La VIII Cumbre de las Américas cuyo tema es "gobernabilidad democrática frente a la corrupción" reúne este 13 y 14 de abril a Jefes de Estado y de Gobierno de la región en medio de algunos casos como los sobornos de la constructora Odebrecht y el caso de Cambridge Analytica, entre otros.

De acuerdo con Marco Fernández, profesor de la Escuela de Gobierno del TEC de Monterrey e investigador de México Evalúa, este tipo de cumbres múltiples permiten ver a México en una perspectiva comparada respecto al combate a la corrupción en otros países de la región.

“El valor de estas cumbres es aprender de otros colegas que se están enfrentando a retos similares como los que se observan en México para tratar de coordinar esfuerzos y acciones de lo que funciona y de lo que no para avanzar y ser más eficaces sobre la forma en que se establece un seguimiento puntual del gasto público, en la forma en que se comunica con mayor claridad a la sociedad para documentar puntualmente cuando hay corrupción”, manifestó el académico.

El investigador destacó que el hartazgo contra la corrupción es el común denominador y que el caso de la crisis política de Perú con el procesamiento de cuatro de sus expresidentes manda una señal de que nadie está encima de la ley.
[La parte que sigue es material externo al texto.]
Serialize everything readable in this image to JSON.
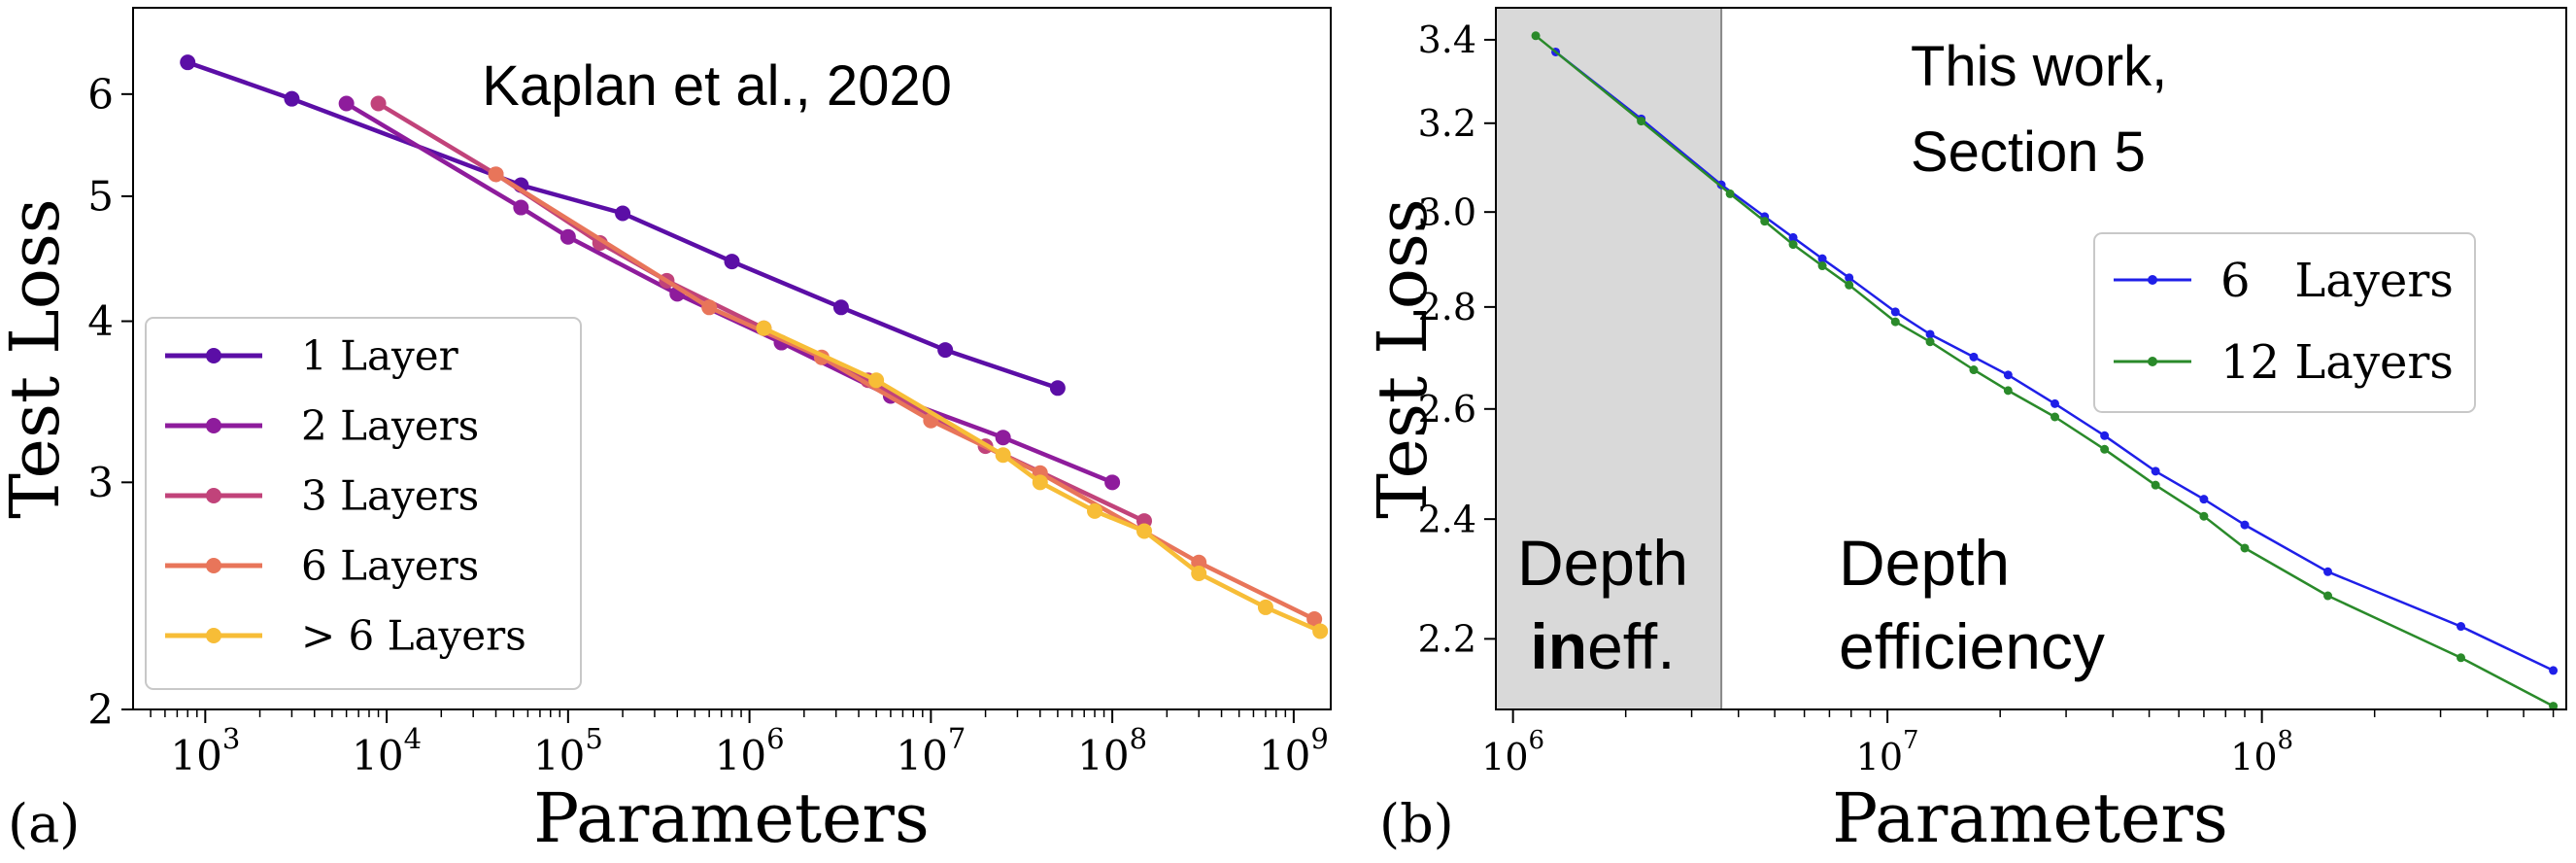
{
  "panel_labels": {
    "a": "(a)",
    "b": "(b)"
  },
  "chart_data": [
    {
      "type": "line",
      "title": "Kaplan et al., 2020",
      "xlabel": "Parameters",
      "ylabel": "Test Loss",
      "xscale": "log",
      "yscale": "log",
      "xlim": [
        400,
        1600000000
      ],
      "ylim": [
        2,
        7
      ],
      "xticks": [
        {
          "label": "10",
          "sup": "3"
        },
        {
          "label": "10",
          "sup": "4"
        },
        {
          "label": "10",
          "sup": "5"
        },
        {
          "label": "10",
          "sup": "6"
        },
        {
          "label": "10",
          "sup": "7"
        },
        {
          "label": "10",
          "sup": "8"
        },
        {
          "label": "10",
          "sup": "9"
        }
      ],
      "yticks": [
        "2",
        "3",
        "4",
        "5",
        "6"
      ],
      "legend_position": "lower-left",
      "colors": {
        "1 Layer": "#5b0ea6",
        "2 Layers": "#8e1c9c",
        "3 Layers": "#c1437a",
        "6 Layers": "#e8755a",
        ">6 Layers": "#f7bd37"
      },
      "legend": [
        "1 Layer",
        "2 Layers",
        "3 Layers",
        "6 Layers",
        "> 6 Layers"
      ],
      "series": [
        {
          "name": "1 Layer",
          "x": [
            800,
            3000,
            55000,
            200000,
            800000,
            3200000,
            12000000,
            50000000
          ],
          "y": [
            6.35,
            5.95,
            5.1,
            4.85,
            4.45,
            4.1,
            3.8,
            3.55
          ]
        },
        {
          "name": "2 Layers",
          "x": [
            6000,
            55000,
            100000,
            400000,
            1500000,
            6000000,
            25000000,
            100000000
          ],
          "y": [
            5.9,
            4.9,
            4.65,
            4.2,
            3.85,
            3.5,
            3.25,
            3.0
          ]
        },
        {
          "name": "3 Layers",
          "x": [
            9000,
            40000,
            150000,
            350000,
            1200000,
            4500000,
            20000000,
            150000000
          ],
          "y": [
            5.9,
            5.2,
            4.6,
            4.3,
            3.95,
            3.6,
            3.2,
            2.8
          ]
        },
        {
          "name": "6 Layers",
          "x": [
            40000,
            600000,
            2500000,
            10000000,
            40000000,
            300000000,
            1300000000
          ],
          "y": [
            5.2,
            4.1,
            3.75,
            3.35,
            3.05,
            2.6,
            2.35
          ]
        },
        {
          "name": ">6 Layers",
          "x": [
            1200000,
            5000000,
            25000000,
            40000000,
            80000000,
            150000000,
            300000000,
            700000000,
            1400000000
          ],
          "y": [
            3.95,
            3.6,
            3.15,
            3.0,
            2.85,
            2.75,
            2.55,
            2.4,
            2.3
          ]
        }
      ]
    },
    {
      "type": "line",
      "annotations": [
        "This work,",
        "Section 5"
      ],
      "xlabel": "Parameters",
      "ylabel": "Test Loss",
      "xscale": "log",
      "yscale": "log",
      "xlim": [
        900000,
        650000000
      ],
      "ylim": [
        2.09,
        3.48
      ],
      "xticks": [
        {
          "label": "10",
          "sup": "6"
        },
        {
          "label": "10",
          "sup": "7"
        },
        {
          "label": "10",
          "sup": "8"
        }
      ],
      "yticks": [
        "2.2",
        "2.4",
        "2.6",
        "2.8",
        "3.0",
        "3.2",
        "3.4"
      ],
      "legend_position": "upper-right",
      "regions": [
        {
          "label_line1": "Depth",
          "label_bold": "in",
          "label_rest": "eff.",
          "x_range": [
            900000,
            3600000
          ],
          "shaded": true
        },
        {
          "label_line1": "Depth",
          "label_line2": "efficiency"
        }
      ],
      "colors": {
        "6 Layers": "#1f1fe8",
        "12 Layers": "#2a8a2a"
      },
      "legend": [
        "6   Layers",
        "12 Layers"
      ],
      "series": [
        {
          "name": "6 Layers",
          "x": [
            1300000,
            2200000,
            3600000,
            4700000,
            5600000,
            6700000,
            7900000,
            10500000,
            13000000,
            17000000,
            21000000,
            28000000,
            38000000,
            52000000,
            70000000,
            90000000,
            150000000,
            340000000,
            600000000
          ],
          "y": [
            3.37,
            3.21,
            3.06,
            2.99,
            2.945,
            2.9,
            2.86,
            2.79,
            2.745,
            2.7,
            2.665,
            2.61,
            2.55,
            2.485,
            2.435,
            2.39,
            2.31,
            2.22,
            2.15
          ]
        },
        {
          "name": "12 Layers",
          "x": [
            1150000,
            2200000,
            3800000,
            4700000,
            5600000,
            6700000,
            7900000,
            10500000,
            13000000,
            17000000,
            21000000,
            28000000,
            38000000,
            52000000,
            70000000,
            90000000,
            150000000,
            340000000,
            600000000
          ],
          "y": [
            3.41,
            3.205,
            3.04,
            2.98,
            2.93,
            2.885,
            2.845,
            2.77,
            2.73,
            2.675,
            2.635,
            2.585,
            2.525,
            2.46,
            2.405,
            2.35,
            2.27,
            2.17,
            2.095
          ]
        }
      ]
    }
  ]
}
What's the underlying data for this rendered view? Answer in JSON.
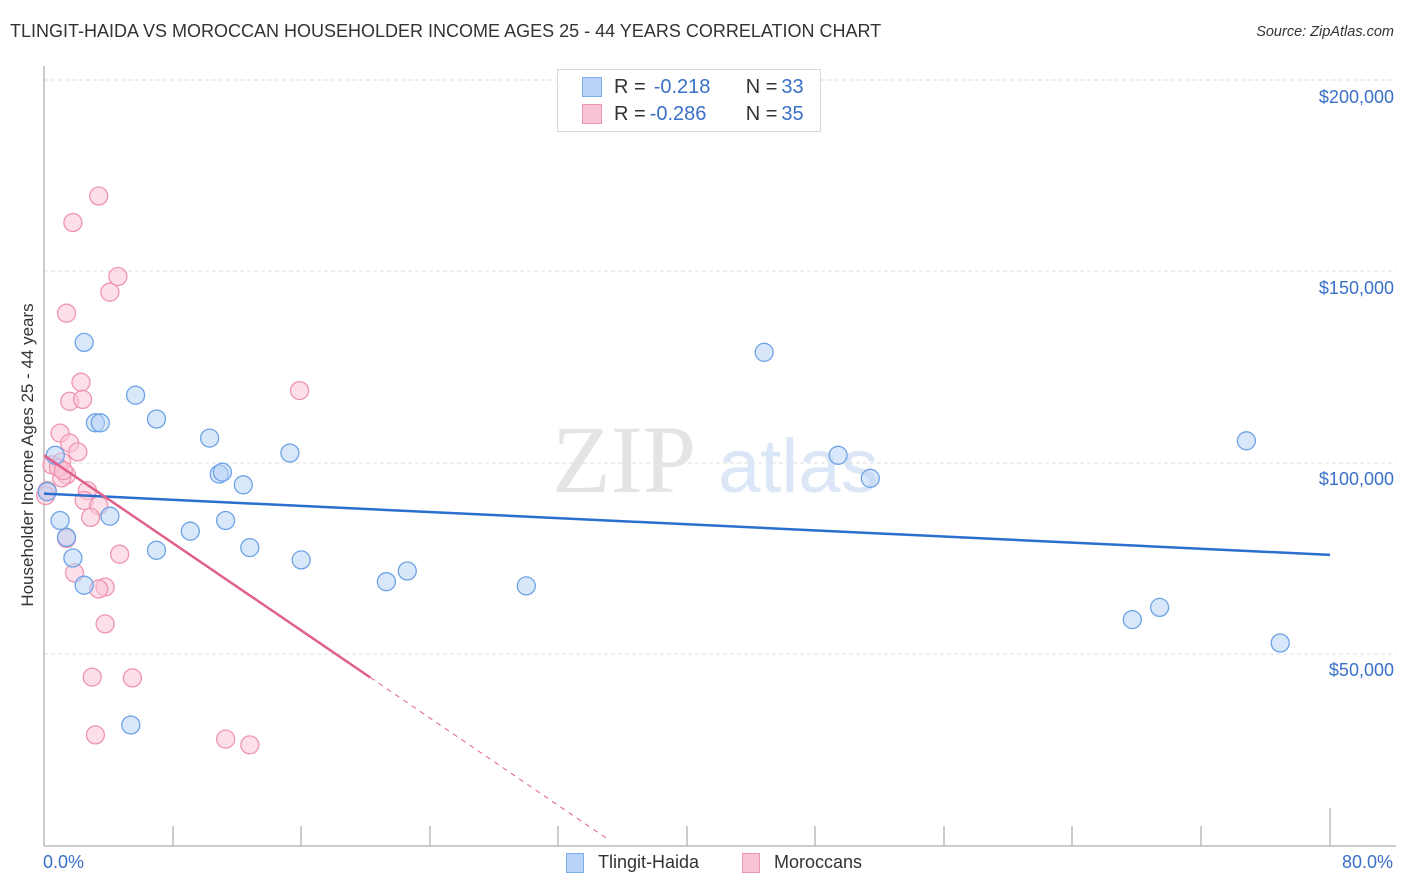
{
  "header": {
    "title": "TLINGIT-HAIDA VS MOROCCAN HOUSEHOLDER INCOME AGES 25 - 44 YEARS CORRELATION CHART",
    "source": "Source: ZipAtlas.com"
  },
  "watermark": {
    "zip": "ZIP",
    "atlas": "atlas"
  },
  "legend": {
    "series": [
      {
        "name": "Tlingit-Haida",
        "r_label": "R = ",
        "r_value": "-0.218",
        "n_label": "N = ",
        "n_value": "33",
        "color": "#7fb0ec",
        "fill": "#b8d3f5"
      },
      {
        "name": "Moroccans",
        "r_label": "R = ",
        "r_value": "-0.286",
        "n_label": "N = ",
        "n_value": "35",
        "color": "#ef94b0",
        "fill": "#f9c5d5"
      }
    ]
  },
  "axes": {
    "y_title": "Householder Income Ages 25 - 44 years",
    "y_ticks": [
      "$200,000",
      "$150,000",
      "$100,000",
      "$50,000"
    ],
    "x_min_label": "0.0%",
    "x_max_label": "80.0%"
  },
  "colors": {
    "blue_line": "#2a6fcf",
    "pink_line": "#e0608c",
    "tick_label": "#3a70c8",
    "grid": "#dddddd"
  },
  "chart_data": {
    "type": "scatter",
    "title": "TLINGIT-HAIDA VS MOROCCAN HOUSEHOLDER INCOME AGES 25 - 44 YEARS CORRELATION CHART",
    "xlabel": "",
    "ylabel": "Householder Income Ages 25 - 44 years",
    "xlim": [
      0,
      80
    ],
    "ylim": [
      0,
      220000
    ],
    "x_unit": "%",
    "y_ticks": [
      50000,
      100000,
      150000,
      200000
    ],
    "grid": true,
    "legend_position": "top-center and bottom",
    "series": [
      {
        "name": "Tlingit-Haida",
        "R": -0.218,
        "N": 33,
        "trend": {
          "x": [
            0,
            80
          ],
          "y": [
            92000,
            76000
          ],
          "style": "solid"
        },
        "points": [
          [
            0.7,
            102000
          ],
          [
            0.2,
            92500
          ],
          [
            2.5,
            131500
          ],
          [
            3.2,
            110500
          ],
          [
            3.5,
            110500
          ],
          [
            5.7,
            117700
          ],
          [
            7.0,
            111500
          ],
          [
            10.3,
            106500
          ],
          [
            10.9,
            97100
          ],
          [
            11.1,
            97600
          ],
          [
            12.4,
            94300
          ],
          [
            4.1,
            86100
          ],
          [
            1.4,
            80600
          ],
          [
            1.8,
            75200
          ],
          [
            2.5,
            68100
          ],
          [
            7.0,
            77200
          ],
          [
            9.1,
            82200
          ],
          [
            11.3,
            85000
          ],
          [
            12.8,
            77900
          ],
          [
            15.3,
            102600
          ],
          [
            16.0,
            74700
          ],
          [
            21.3,
            69000
          ],
          [
            22.6,
            71800
          ],
          [
            30.0,
            67900
          ],
          [
            5.4,
            31600
          ],
          [
            44.8,
            128900
          ],
          [
            49.4,
            102000
          ],
          [
            51.4,
            96000
          ],
          [
            67.7,
            59100
          ],
          [
            69.4,
            62300
          ],
          [
            74.8,
            105800
          ],
          [
            76.9,
            53000
          ],
          [
            1.0,
            85000
          ]
        ]
      },
      {
        "name": "Moroccans",
        "R": -0.286,
        "N": 35,
        "trend": {
          "x": [
            0,
            20.3
          ],
          "y": [
            102000,
            44000
          ],
          "style": "solid",
          "extended_dashed_to": [
            35.0,
            2000
          ]
        },
        "points": [
          [
            3.4,
            169700
          ],
          [
            1.8,
            162800
          ],
          [
            4.6,
            148700
          ],
          [
            4.1,
            144600
          ],
          [
            1.4,
            139100
          ],
          [
            2.3,
            121100
          ],
          [
            1.6,
            116100
          ],
          [
            2.4,
            116600
          ],
          [
            15.9,
            118900
          ],
          [
            1.0,
            107800
          ],
          [
            1.6,
            105200
          ],
          [
            2.1,
            102900
          ],
          [
            0.5,
            99500
          ],
          [
            1.1,
            100300
          ],
          [
            1.4,
            96900
          ],
          [
            1.1,
            96100
          ],
          [
            0.2,
            92800
          ],
          [
            2.7,
            92800
          ],
          [
            2.5,
            90200
          ],
          [
            3.4,
            88900
          ],
          [
            2.9,
            85800
          ],
          [
            4.7,
            76200
          ],
          [
            3.8,
            67600
          ],
          [
            3.4,
            67100
          ],
          [
            1.4,
            80300
          ],
          [
            1.9,
            71300
          ],
          [
            3.8,
            58000
          ],
          [
            3.0,
            44100
          ],
          [
            5.5,
            43900
          ],
          [
            3.2,
            29000
          ],
          [
            11.3,
            27900
          ],
          [
            12.8,
            26400
          ],
          [
            0.1,
            91500
          ],
          [
            0.9,
            98800
          ],
          [
            1.2,
            98000
          ]
        ]
      }
    ]
  }
}
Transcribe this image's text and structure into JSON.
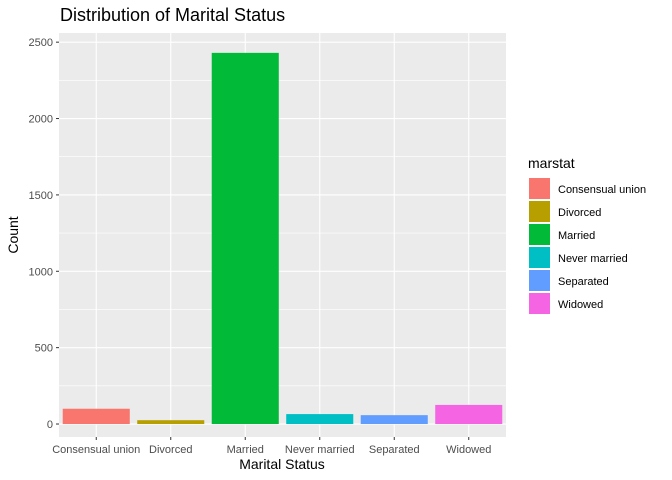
{
  "chart_data": {
    "type": "bar",
    "title": "Distribution of Marital Status",
    "xlabel": "Marital Status",
    "ylabel": "Count",
    "categories": [
      "Consensual union",
      "Divorced",
      "Married",
      "Never married",
      "Separated",
      "Widowed"
    ],
    "values": [
      100,
      25,
      2430,
      65,
      58,
      125
    ],
    "colors": [
      "#F8766D",
      "#B79F00",
      "#00BA38",
      "#00BFC4",
      "#619CFF",
      "#F564E3"
    ],
    "ylim": [
      -85,
      2560
    ],
    "yticks": [
      0,
      500,
      1000,
      1500,
      2000,
      2500
    ],
    "grid": true,
    "panel_background": "#EBEBEB",
    "legend": {
      "title": "marstat",
      "placement": "right",
      "entries": [
        "Consensual union",
        "Divorced",
        "Married",
        "Never married",
        "Separated",
        "Widowed"
      ]
    }
  }
}
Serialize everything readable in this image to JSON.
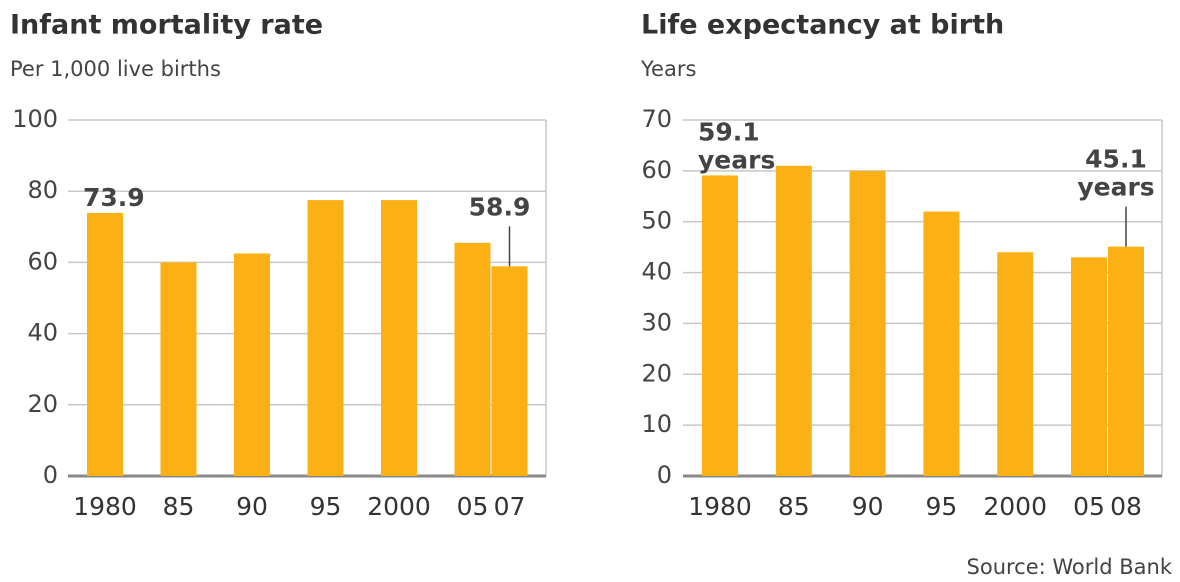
{
  "chart_data": [
    {
      "type": "bar",
      "title": "Infant mortality rate",
      "subtitle": "Per 1,000 live births",
      "categories": [
        "1980",
        "85",
        "90",
        "95",
        "2000",
        "05",
        "07"
      ],
      "values": [
        73.9,
        60,
        62.5,
        77.5,
        77.5,
        65.5,
        58.9
      ],
      "value_labels": [
        "73.9",
        null,
        null,
        null,
        null,
        null,
        "58.9"
      ],
      "color": "#fbb116",
      "ylim": [
        0,
        100
      ],
      "yticks": [
        0,
        20,
        40,
        60,
        80,
        100
      ],
      "grid": true
    },
    {
      "type": "bar",
      "title": "Life expectancy at birth",
      "subtitle": "Years",
      "categories": [
        "1980",
        "85",
        "90",
        "95",
        "2000",
        "05",
        "08"
      ],
      "values": [
        59.1,
        61,
        60,
        52,
        44,
        43,
        45.1
      ],
      "value_labels": [
        "59.1 years",
        null,
        null,
        null,
        null,
        null,
        "45.1 years"
      ],
      "color": "#fbb116",
      "ylim": [
        0,
        70
      ],
      "yticks": [
        0,
        10,
        20,
        30,
        40,
        50,
        60,
        70
      ],
      "grid": true
    }
  ],
  "source": "Source: World Bank"
}
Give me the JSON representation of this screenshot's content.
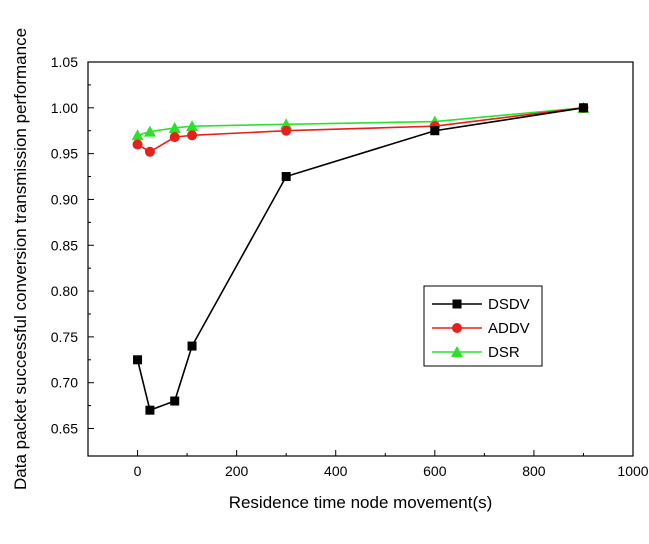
{
  "chart_data": {
    "type": "line",
    "title": "",
    "xlabel": "Residence time node movement(s)",
    "ylabel": "Data packet successful conversion transmission performance",
    "xlim": [
      -100,
      1000
    ],
    "ylim": [
      0.62,
      1.05
    ],
    "xticks": [
      0,
      200,
      400,
      600,
      800,
      1000
    ],
    "yticks": [
      0.65,
      0.7,
      0.75,
      0.8,
      0.85,
      0.9,
      0.95,
      1.0,
      1.05
    ],
    "xtick_labels": [
      "0",
      "200",
      "400",
      "600",
      "800",
      "1000"
    ],
    "ytick_labels": [
      "0.65",
      "0.70",
      "0.75",
      "0.80",
      "0.85",
      "0.90",
      "0.95",
      "1.00",
      "1.05"
    ],
    "grid": false,
    "legend_position": "center-right",
    "series": [
      {
        "name": "DSDV",
        "color": "#000000",
        "marker": "square",
        "x": [
          0,
          25,
          75,
          110,
          300,
          600,
          900
        ],
        "y": [
          0.725,
          0.67,
          0.68,
          0.74,
          0.925,
          0.975,
          1.0
        ]
      },
      {
        "name": "ADDV",
        "color": "#e8201a",
        "marker": "circle",
        "x": [
          0,
          25,
          75,
          110,
          300,
          600,
          900
        ],
        "y": [
          0.96,
          0.952,
          0.968,
          0.97,
          0.975,
          0.98,
          1.0
        ]
      },
      {
        "name": "DSR",
        "color": "#2ee02e",
        "marker": "triangle",
        "x": [
          0,
          25,
          75,
          110,
          300,
          600,
          900
        ],
        "y": [
          0.97,
          0.974,
          0.978,
          0.98,
          0.982,
          0.985,
          1.0
        ]
      }
    ]
  }
}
“En este tipo de encuentros se firman acuerdos y se habla de la necesidad de impulsar políticas públicas y cooperación a nivel internacional para el seguimiento de redes de corrupción que operan de forma internacional pero lo que termina moviendo las acciones de los gobiernos es la presión ciudadana”, consideró.

En las discusiones del encuentro figura la importancia de la transparencia en la información gubernamental aunque no es suficiente para la rendición de cuentas. Mientras que otro desafío es el internet y los beneficios y peligros de las redes sociales como Facebook y las fake news en tiempos electorales.

La diáspora venezolana mantiene a la expectativa a la mayoría de los gobiernos, tema que será abordado en busca de una solución.

Marco Fernández consideró que la ausencia del presidente Donald Trump en el encuentro confirma la indiferencia hacía la región así como la prueba que vive el sistema político de Estados Unidos porque hay señales de corrupción en el nuevo gobierno en múltiples conflictos de interés, como el uso de recursos públicos para uso personal.